The problems begin with the word acquire. I didn’t acquire it, I licensed it. An odd word to use in the precincts of publishing, “licensed.” It’s rather tainted, sprinkled with the ochre of lucre. But you know, it’s factually more accurate (it’s a license, not a purchase) and frankly it’s less odious that the language of sale, of purchase, of acquisition. Acquire is perhaps genteel, it suggests the purchase of, oh, a wooden trunk. A shotgun. A car, such as an Aston Martin. License, even though it doesn’t assert dominion over the author’s work, lacks gentility.

So I didn’t acquire Matthew’s manuscript. I simply read it, and loved it, and offered to license it for three years, in a semi-exclusive arrangement designed to maximize its value and visibility to our mutual benefits.

How did the read-and-love-and-offer come to pass, then?
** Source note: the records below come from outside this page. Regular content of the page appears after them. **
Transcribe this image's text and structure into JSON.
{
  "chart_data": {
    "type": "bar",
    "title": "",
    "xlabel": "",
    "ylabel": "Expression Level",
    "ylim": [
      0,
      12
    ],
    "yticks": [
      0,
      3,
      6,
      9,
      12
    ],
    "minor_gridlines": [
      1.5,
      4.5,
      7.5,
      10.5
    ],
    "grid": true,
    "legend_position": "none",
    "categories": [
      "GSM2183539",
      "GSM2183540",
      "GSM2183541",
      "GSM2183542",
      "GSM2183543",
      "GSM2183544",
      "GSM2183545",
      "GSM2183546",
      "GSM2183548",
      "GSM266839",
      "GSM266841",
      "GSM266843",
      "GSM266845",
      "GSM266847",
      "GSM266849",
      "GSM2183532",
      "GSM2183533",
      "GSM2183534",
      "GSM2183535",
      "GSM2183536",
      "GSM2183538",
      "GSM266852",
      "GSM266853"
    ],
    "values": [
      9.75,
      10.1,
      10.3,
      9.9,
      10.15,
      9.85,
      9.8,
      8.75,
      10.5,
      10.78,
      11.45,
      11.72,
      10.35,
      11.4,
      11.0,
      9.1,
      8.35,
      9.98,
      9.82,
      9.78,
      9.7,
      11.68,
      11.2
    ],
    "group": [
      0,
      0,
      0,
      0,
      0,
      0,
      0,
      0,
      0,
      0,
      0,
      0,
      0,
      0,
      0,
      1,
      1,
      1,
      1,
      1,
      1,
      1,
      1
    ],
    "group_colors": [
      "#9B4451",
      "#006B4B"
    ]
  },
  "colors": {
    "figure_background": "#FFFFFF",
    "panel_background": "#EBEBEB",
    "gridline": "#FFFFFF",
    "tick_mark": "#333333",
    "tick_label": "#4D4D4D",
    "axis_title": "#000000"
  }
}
Well his agent didn’t submit it, nor did it get sent to me in the slush, the two standard modes of manuscript transmission in our times. Matthew uploaded the manuscript to our site here. I saw some lovely comments around the manuscript, from a wide range of our membership, some loving the tone, a few calling out a sentence here or there for its loveliness or, even, its inconsistency. Here was true grist for the mill of culture I could see. These stories of Matthew’s gave an occasion for a discussion around beauty, cliché, genre, the first vs third person, seduction. I saw comparisons to Jose Saramago, not unexpected, and to Cormac McCarthy (unexpected, but the reader was right, in that moment.)

And I loved it too. Was I influenced by these other readings? Hell yeah. Should I be embarrassed to be influenced by them? Should an editor consult only his own aesthetic? For me, I see myself as a conduit through which an idiosyncratic set of cultural forces expresses itself.  No doubt I pervert it slightly as it flows through me, but my gut instinct is that I am a listener, a viaduct.
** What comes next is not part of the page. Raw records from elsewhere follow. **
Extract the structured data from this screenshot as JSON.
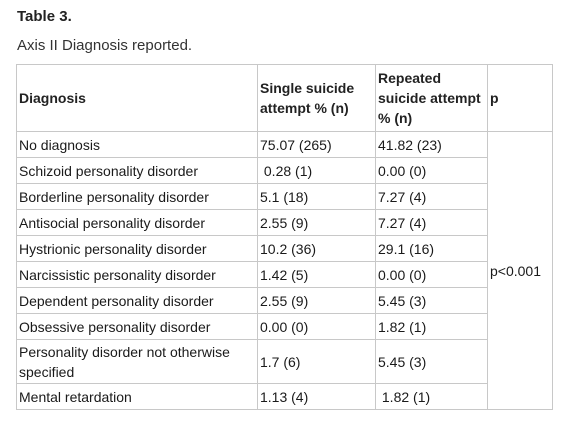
{
  "title": "Table 3.",
  "caption": "Axis II Diagnosis reported.",
  "table": {
    "headers": [
      "Diagnosis",
      "Single suicide attempt % (n)",
      "Repeated suicide attempt % (n)",
      "p"
    ],
    "rows": [
      [
        "No diagnosis",
        "75.07 (265)",
        "41.82 (23)"
      ],
      [
        "Schizoid personality disorder",
        " 0.28 (1)",
        "0.00 (0)"
      ],
      [
        "Borderline personality disorder",
        "5.1 (18)",
        "7.27 (4)"
      ],
      [
        "Antisocial personality disorder",
        "2.55 (9)",
        "7.27 (4)"
      ],
      [
        "Hystrionic personality disorder",
        "10.2 (36)",
        "29.1 (16)"
      ],
      [
        "Narcissistic personality disorder",
        "1.42 (5)",
        "0.00 (0)"
      ],
      [
        "Dependent personality disorder",
        "2.55 (9)",
        "5.45 (3)"
      ],
      [
        "Obsessive personality disorder",
        "0.00 (0)",
        "1.82 (1)"
      ],
      [
        "Personality disorder not otherwise specified",
        "1.7 (6)",
        "5.45 (3)"
      ],
      [
        "Mental retardation",
        "1.13 (4)",
        " 1.82 (1)"
      ]
    ],
    "p_value": "p<0.001"
  }
}
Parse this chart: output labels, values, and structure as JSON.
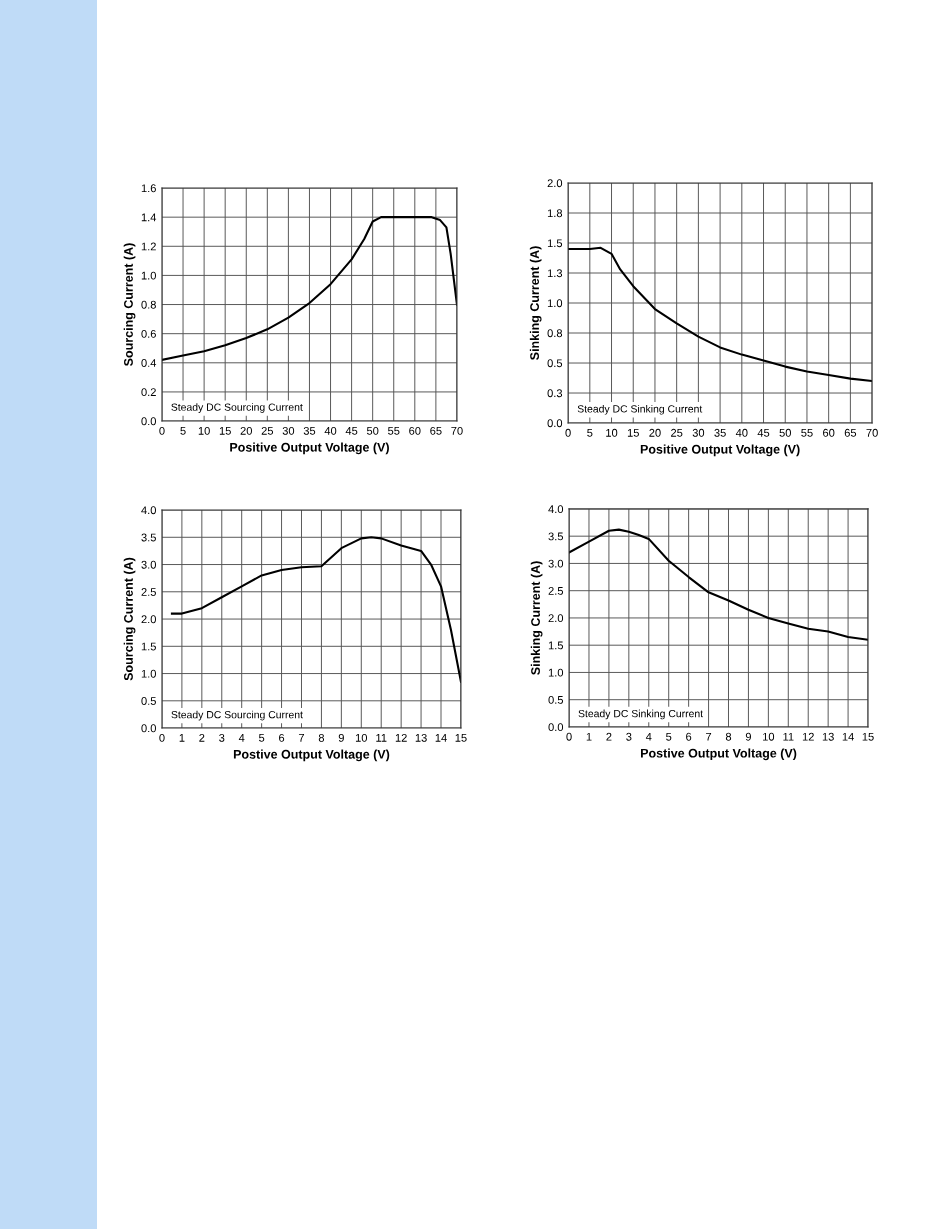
{
  "chart_data": [
    {
      "type": "line",
      "xlabel": "Positive Output Voltage (V)",
      "ylabel": "Sourcing Current (A)",
      "annotations": [
        "Steady DC Sourcing Current"
      ],
      "grid": true,
      "series": [
        {
          "color": "#000000",
          "x": [
            0,
            5,
            10,
            15,
            20,
            25,
            30,
            35,
            40,
            45,
            48,
            50,
            52,
            55,
            60,
            64,
            66,
            67.5,
            68.5,
            70
          ],
          "values": [
            0.42,
            0.45,
            0.48,
            0.52,
            0.57,
            0.63,
            0.71,
            0.81,
            0.94,
            1.11,
            1.25,
            1.37,
            1.4,
            1.4,
            1.4,
            1.4,
            1.38,
            1.33,
            1.15,
            0.8
          ]
        }
      ],
      "xlim": [
        0,
        70
      ],
      "xticks": [
        0,
        5,
        10,
        15,
        20,
        25,
        30,
        35,
        40,
        45,
        50,
        55,
        60,
        65,
        70
      ],
      "ylim": [
        0,
        1.6
      ],
      "yticks": [
        {
          "value": 0,
          "label": "0.0"
        },
        0.2,
        0.4,
        0.6,
        0.8,
        {
          "value": 1,
          "label": "1.0"
        },
        1.2,
        1.4,
        1.6
      ]
    },
    {
      "type": "line",
      "xlabel": "Positive Output Voltage (V)",
      "ylabel": "Sinking Current (A)",
      "annotations": [
        "Steady DC Sinking Current"
      ],
      "grid": true,
      "series": [
        {
          "color": "#000000",
          "x": [
            0,
            5,
            7.5,
            10,
            12,
            15,
            20,
            25,
            30,
            35,
            40,
            45,
            50,
            55,
            60,
            65,
            70
          ],
          "values": [
            1.45,
            1.45,
            1.46,
            1.41,
            1.28,
            1.14,
            0.95,
            0.83,
            0.72,
            0.63,
            0.57,
            0.52,
            0.47,
            0.43,
            0.4,
            0.37,
            0.35
          ]
        }
      ],
      "xlim": [
        0,
        70
      ],
      "xticks": [
        0,
        5,
        10,
        15,
        20,
        25,
        30,
        35,
        40,
        45,
        50,
        55,
        60,
        65,
        70
      ],
      "ylim": [
        0,
        2
      ],
      "yticks": [
        {
          "value": 0,
          "label": "0.0"
        },
        {
          "value": 0.25,
          "label": "0.3"
        },
        0.5,
        {
          "value": 0.75,
          "label": "0.8"
        },
        {
          "value": 1,
          "label": "1.0"
        },
        {
          "value": 1.25,
          "label": "1.3"
        },
        1.5,
        {
          "value": 1.75,
          "label": "1.8"
        },
        {
          "value": 2,
          "label": "2.0"
        }
      ]
    },
    {
      "type": "line",
      "xlabel": "Postive Output Voltage (V)",
      "ylabel": "Sourcing Current (A)",
      "annotations": [
        "Steady DC Sourcing Current"
      ],
      "grid": true,
      "series": [
        {
          "color": "#000000",
          "x": [
            0.5,
            1,
            2,
            3,
            4,
            5,
            6,
            7,
            8,
            9,
            10,
            10.5,
            11,
            12,
            13,
            13.5,
            14,
            14.5,
            15
          ],
          "values": [
            2.1,
            2.1,
            2.2,
            2.4,
            2.6,
            2.8,
            2.9,
            2.95,
            2.97,
            3.3,
            3.48,
            3.5,
            3.48,
            3.35,
            3.25,
            3.0,
            2.6,
            1.8,
            0.85
          ]
        }
      ],
      "xlim": [
        0,
        15
      ],
      "xticks": [
        0,
        1,
        2,
        3,
        4,
        5,
        6,
        7,
        8,
        9,
        10,
        11,
        12,
        13,
        14,
        15
      ],
      "ylim": [
        0,
        4
      ],
      "yticks": [
        {
          "value": 0,
          "label": "0.0"
        },
        0.5,
        {
          "value": 1,
          "label": "1.0"
        },
        1.5,
        {
          "value": 2,
          "label": "2.0"
        },
        2.5,
        {
          "value": 3,
          "label": "3.0"
        },
        3.5,
        {
          "value": 4,
          "label": "4.0"
        }
      ]
    },
    {
      "type": "line",
      "xlabel": "Postive Output Voltage (V)",
      "ylabel": "Sinking Current (A)",
      "annotations": [
        "Steady DC Sinking Current"
      ],
      "grid": true,
      "series": [
        {
          "color": "#000000",
          "x": [
            0,
            1,
            2,
            2.5,
            3,
            3.5,
            4,
            5,
            6,
            7,
            8,
            9,
            10,
            11,
            12,
            13,
            14,
            15
          ],
          "values": [
            3.2,
            3.4,
            3.6,
            3.62,
            3.58,
            3.52,
            3.45,
            3.05,
            2.75,
            2.47,
            2.32,
            2.15,
            2.0,
            1.9,
            1.8,
            1.75,
            1.65,
            1.6
          ]
        }
      ],
      "xlim": [
        0,
        15
      ],
      "xticks": [
        0,
        1,
        2,
        3,
        4,
        5,
        6,
        7,
        8,
        9,
        10,
        11,
        12,
        13,
        14,
        15
      ],
      "ylim": [
        0,
        4
      ],
      "yticks": [
        {
          "value": 0,
          "label": "0.0"
        },
        0.5,
        {
          "value": 1,
          "label": "1.0"
        },
        1.5,
        {
          "value": 2,
          "label": "2.0"
        },
        2.5,
        {
          "value": 3,
          "label": "3.0"
        },
        3.5,
        {
          "value": 4,
          "label": "4.0"
        }
      ]
    }
  ]
}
There is certainly a role for the editor who only publishes what she personally likes—that ruthless of purpose, like a writer’s own vision, is a powerful engine. But that editor should always remember that she too is a creature of her culture—it doesn’t take much research to note how one generation’s gold is another generation’s dross, one man’s silk purse is another man’s sow’s ear.

Am I addressing here readings of The Sovereignties of Invention as a book, or just talking about how it came to be published in the present manner? The latter, clearly, but also the former. (Though for a universe of responses from Red Lemonade members on the former, see  Ancillary Probes: Being a collection of reader responses to Matthew Battles' The Sovereignties of Invention.) Myself, I’ve a predilection for the overdetermined and the title itself is so deeply evocative of the processes I’m discussing here: where does invention come from, whence its provenance? Who can claim ownership of it? Who might assert control and on what basis? Matthew, as with any fiction writer, does not propose resolutions for these questions. But the title hints at Matthew’s instincts: origin and attribution are plural, are various, are contested. These creations of Battles aren’t just that, created artifacts but also about creation and, as such, are perfect for a publisher interested in elucidating how literature is to be disseminated in these strange, giddy, feral times.